Sahabat Nabi yang Mulia, Umar bin Al-Khatthab Radhiyallahu Anhu pernah berkata: “Janganlah kalian melihat (menilai seseorang) dari puasa dan salatnya saja, akan tetapi  Lihatlah kejujurannya ketika berbicara. Amanah ketika diberi kepercayaan, dan waranya ketika berada di ambang perkara syubhat (perkara yang meragukan/yang haram). (Hilyatul Auliya’ (3/27), karya Al-Imam Abu Nu’aim Rahimakumullah).

Makna perkataan beliau, jangan kalian melihat terhadap puasa dan salat seseorang, maksudnya  janganlah kalian tertipu hanya karena banyaknya Ibadahnya secara lahiriah.

Banyak salat dan rajin berpuasa itu adalah kebaikan, tetapi itu saja belum cukup menjadi ukuran sempurnanya tentang kebaikan seseorang. Bisa jadi seseorang itu “rajin Ibadah”, namun  “buruk muamalahnya”, seperti suka berdusta berkhianat, atau tidak wara’, dan lain-lain.

Ini sejalan dengan hadis Nabi, tentang orang yang “Bangkrut di Akhirat” nanti.

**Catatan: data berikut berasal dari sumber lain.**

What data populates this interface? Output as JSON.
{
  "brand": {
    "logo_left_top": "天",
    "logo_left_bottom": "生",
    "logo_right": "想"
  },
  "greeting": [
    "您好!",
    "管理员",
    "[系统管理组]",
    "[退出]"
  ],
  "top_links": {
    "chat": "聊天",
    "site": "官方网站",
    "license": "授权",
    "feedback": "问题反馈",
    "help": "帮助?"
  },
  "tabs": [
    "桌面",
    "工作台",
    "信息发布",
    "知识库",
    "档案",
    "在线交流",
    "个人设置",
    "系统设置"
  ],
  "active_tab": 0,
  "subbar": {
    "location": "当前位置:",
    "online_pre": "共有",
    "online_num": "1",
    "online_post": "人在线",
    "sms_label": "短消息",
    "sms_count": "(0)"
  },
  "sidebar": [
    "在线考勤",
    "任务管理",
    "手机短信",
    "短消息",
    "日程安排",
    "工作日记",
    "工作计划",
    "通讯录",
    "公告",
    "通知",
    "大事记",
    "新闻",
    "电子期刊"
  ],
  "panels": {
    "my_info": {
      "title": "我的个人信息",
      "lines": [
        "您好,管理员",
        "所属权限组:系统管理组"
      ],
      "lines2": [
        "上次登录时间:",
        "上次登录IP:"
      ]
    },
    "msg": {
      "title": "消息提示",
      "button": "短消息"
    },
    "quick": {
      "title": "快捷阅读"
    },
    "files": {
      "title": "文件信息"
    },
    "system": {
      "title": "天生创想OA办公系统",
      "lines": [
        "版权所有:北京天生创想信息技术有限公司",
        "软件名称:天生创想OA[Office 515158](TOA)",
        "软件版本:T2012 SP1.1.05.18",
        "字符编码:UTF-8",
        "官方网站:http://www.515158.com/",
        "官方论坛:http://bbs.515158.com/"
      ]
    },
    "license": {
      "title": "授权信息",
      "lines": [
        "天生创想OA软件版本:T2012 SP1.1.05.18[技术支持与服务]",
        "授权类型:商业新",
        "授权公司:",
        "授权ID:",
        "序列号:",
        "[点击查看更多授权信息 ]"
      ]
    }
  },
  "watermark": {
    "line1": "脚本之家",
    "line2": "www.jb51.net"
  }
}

Nabi Shallallahu Alaihi Wasallam, pernah bersabda:

“Orang yang muflis (bangkrut) dari umatku itu, adalah orang yang datang (pada hari kiamat nanti), dengan membawa pahala salat, puasa, zakat, namun dia pernah mencaci, menzalimi  fulan, dan lain-lain.” (HR Muslim)

Lihatlah kejujurannya ketika dia berbicara. Jujur adalah tanda Iman dan fondasi akhlak. Orang yang baik ibadahnya namun Lisannya suka berdusta, berarti ada cacat besar pada agamanya.